COMMENTARY

Further Analysis of INTERHEART: What Do the Data Tell Clinicians?

Arya Sharma, MD

Disclosures

January 19, 2006

In This Article

INTERHEART

To address these questions (among others), the largest international study of its kind, INTERHEART, was initiated by Salim Yusuf, MB BS, DPhil, and others at the Population Health Research Institute, McMaster University in Hamilton, Ontario, Canada. The first results were presented over a year ago at the 2004 European Society of Cardiology Congress in Munich, Germany (with almost simultaneous publication of the results in The Lancet and with the slides available online).[1,2] Set up as a retrospective, case-controlled study enrolling more than 27,000 people from 52 countries (representing several major ethnic groups), INTERHEART was the first study with a cross-cultural enrollment of sufficient magnitude and statistical power to test these 2 precepts directly -- and now a predefined subanalysis of INTERHEART[3] has further identified a single, clinically relevant and easily measured variable that is a major prognostic factor for future CVD events.
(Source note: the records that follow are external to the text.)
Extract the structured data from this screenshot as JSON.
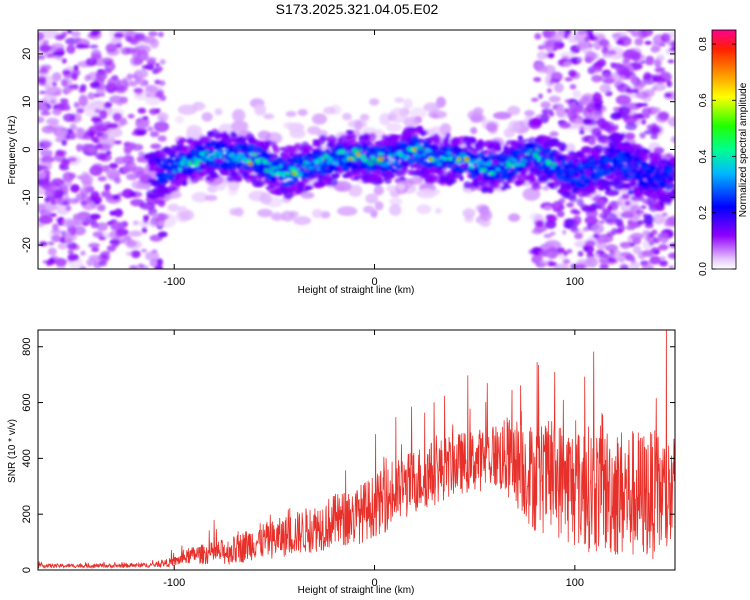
{
  "title": "S173.2025.321.04.05.E02",
  "chart_data": [
    {
      "type": "heatmap",
      "xlabel": "Height of straight line (km)",
      "ylabel": "Frequency (Hz)",
      "xlim": [
        -168,
        150
      ],
      "ylim": [
        -25,
        25
      ],
      "xticks": [
        -100,
        0,
        100
      ],
      "yticks": [
        -20,
        -10,
        0,
        10,
        20
      ],
      "signal_band": {
        "x": [
          -110,
          -90,
          -80,
          -60,
          -45,
          -30,
          -20,
          -10,
          0,
          10,
          20,
          30,
          40,
          50,
          60,
          70,
          80,
          90,
          100,
          110,
          120,
          130,
          140,
          150
        ],
        "center_freq": [
          -5,
          -2,
          -1,
          -2,
          -5,
          -3,
          -2,
          -1,
          -2,
          -2,
          0,
          -2,
          -2,
          -3,
          -4,
          -3,
          -1,
          -3,
          -6,
          -4,
          -2,
          -4,
          -6,
          -6
        ]
      },
      "noise_regions": [
        [
          -168,
          -105
        ],
        [
          80,
          150
        ]
      ],
      "colorbar": {
        "label": "Normalized spectral amplitude",
        "range": [
          0,
          0.85
        ],
        "ticks": [
          0.0,
          0.2,
          0.4,
          0.6,
          0.8
        ],
        "tick_labels": [
          "0.0",
          "0.2",
          "0.4",
          "0.6",
          "0.8"
        ]
      }
    },
    {
      "type": "line",
      "xlabel": "Height of straight line (km)",
      "ylabel": "SNR (10 * v/v)",
      "xlim": [
        -168,
        150
      ],
      "ylim": [
        0,
        860
      ],
      "xticks": [
        -100,
        0,
        100
      ],
      "yticks": [
        0,
        200,
        400,
        600,
        800
      ],
      "series": [
        {
          "name": "SNR",
          "color": "#e8302a",
          "x": [
            -168,
            -150,
            -130,
            -110,
            -100,
            -90,
            -80,
            -70,
            -60,
            -50,
            -40,
            -30,
            -20,
            -10,
            0,
            10,
            20,
            30,
            40,
            50,
            60,
            70,
            80,
            90,
            100,
            110,
            120,
            130,
            140,
            150
          ],
          "mean": [
            15,
            15,
            15,
            18,
            30,
            55,
            60,
            70,
            100,
            110,
            130,
            150,
            175,
            190,
            230,
            270,
            320,
            350,
            380,
            390,
            410,
            390,
            330,
            330,
            300,
            290,
            280,
            270,
            270,
            260
          ],
          "amp": [
            10,
            10,
            10,
            12,
            25,
            45,
            60,
            75,
            90,
            100,
            110,
            125,
            140,
            150,
            160,
            170,
            170,
            170,
            160,
            160,
            170,
            230,
            280,
            300,
            320,
            330,
            340,
            340,
            330,
            330
          ]
        }
      ]
    }
  ]
}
Although the design and results from INTERHEART have been published and discussed, they bear repeating briefly below, followed by presentation of our subanalysis, which highlights the critical anatomic variable that turns out to be one of the major factors clinicians must assess and address in order to make a significant impact on reducing the worldwide burden of CVD.

INTERHEART was conducted via a study questionnaire, translated into 11 languages, that collected data on demographic factors (country of origin, first language), socioeconomic status (education, occupation, income), lifestyle (tobacco use, physical activity, dietary patterns), and personal and family history of CVD and risk factors (self-reported diabetes and hypertension). These components of the questionnaire were added to previously validated questions included in studies of risk factors for CVD, and the questionnaires were administered by trained staff before patients left the hospital.

The study variable was a history of myocardial infarction (MI), with half of the subjects reporting a history of MI and the other half, without MI, serving as the control group. One immediate statistic was that at baseline the mean age for the first presentation of acute MI was 8-10 years lower in men than in women worldwide and 10 years younger in the Middle East, Africa, and South Asia compared with other regions of the world.

Data on medications (prehospital, in-hospital, and discharge) and interventions were abstracted from charts. Standard physical measurements were done in duplicate by the same examiner for each participant: height, weight, waist and hip circumference, and heart rate. A 20-mL sample of nonfasting blood was drawn from each individual and stored frozen for biochemical analyses, including total cholesterol, high-density lipoprotein (HDL)-cholesterol, and apolipoproteins B (apoB) and A1 (apoA1).

The results of INTERHEART identified 9 variables that accounted for over 95% of the risk for future CVD events ( Table ). The odds ratios shown in the table were adjusted for all other risk factors (a complex statistical adjustment that will not be described here), and globally, all 9 risk factors were significantly associated with occurrence of an acute MI (all P < .0001 except alcohol intake, P = .03)

Of the 9 risk factors in the table, we took abdominal obesity to be of particular interest, and so we undertook further analysis of this as a prognostic factor.